Keye'lle getting her book signed.

More Blue Marble

Here’s what the Blue Marble has to say on their events calendar…..

One of our favorite Kentucky authors of books for children and young adults will be returning to our store! Heather Henson will be talking about and signing her newest novel entitled Dream of Night [Atheneum, $15.99], a deeply moving story for middle-school students. We’ll also have her previously-published novel and picture books on hand for her visit.

Please contact us for line numbers and book reservations. You won’t want to miss this opportunity to hear Ms.
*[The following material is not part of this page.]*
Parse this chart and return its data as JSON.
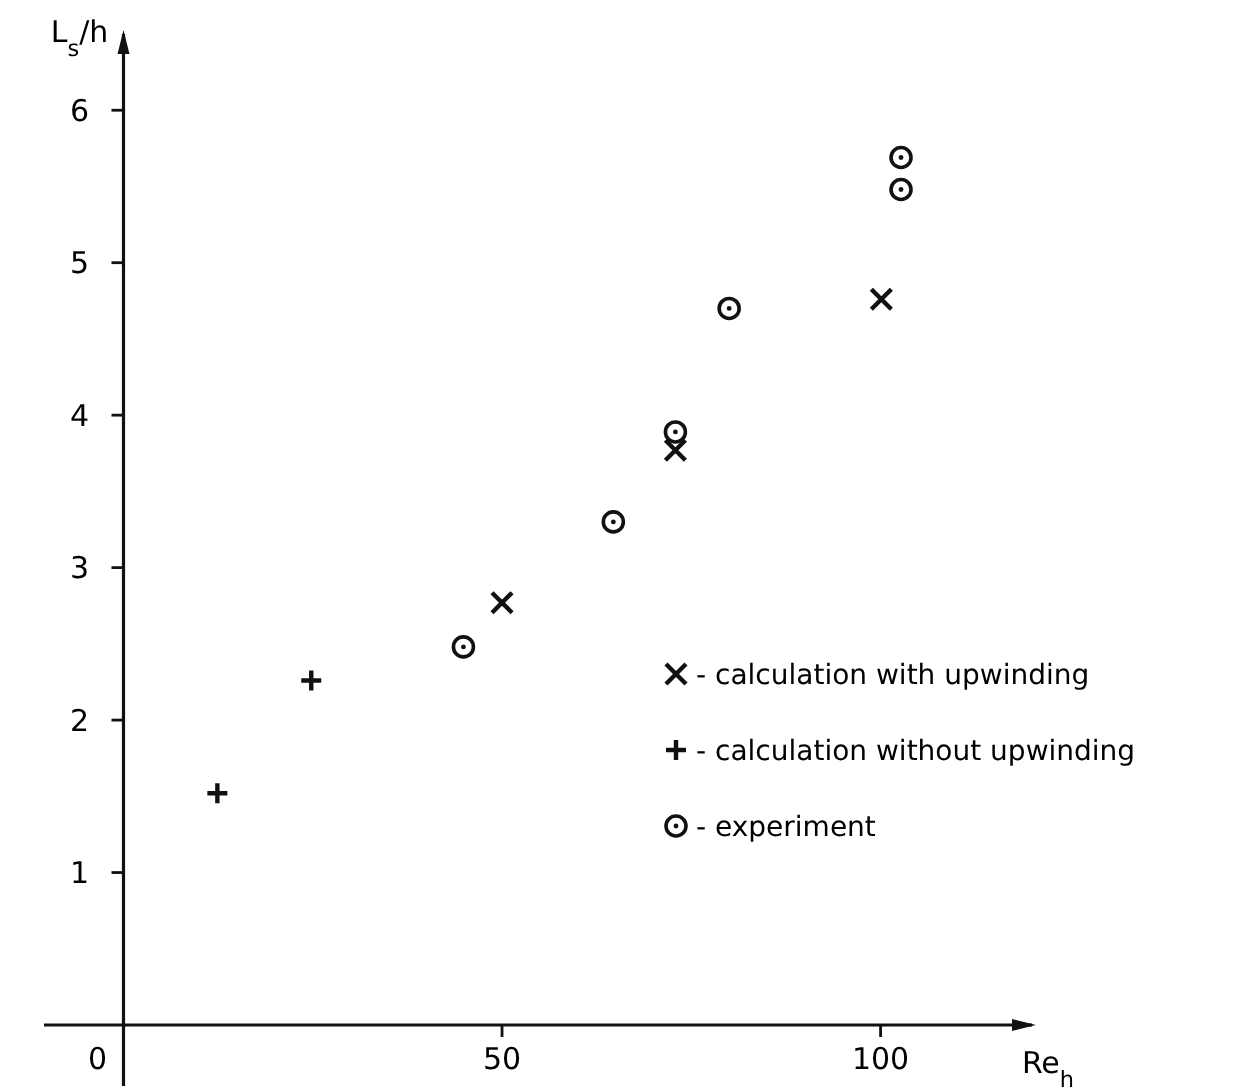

Henson discuss what we believe is one of the best novels of the year!

The Blue Marble

I will be at Joseph-Beth in Lexington tonight (May 4) at 7:00 p.m.. Love the folks at JB! They have always been so supportive.

And then I will be heading on to Northern Kentucky to do some school visits and to go to one of my favorite bookstores, The Blue Marble.

For those of you who have never been to the Blue Marble in Fort Thomas: GO!!!! It is a wonderful place, full of good books and good people who care passionately about good books. My event is on Thursday, May 6, from 4-6pm. It’s a ritual that after a book discussion and signing, the folks at the store actually prepare a feast for those who want to stay and continue to talk about books! It’s amazing. The Blue Marble makes me wish I lived in Northern KY so I could just pop over there all the time!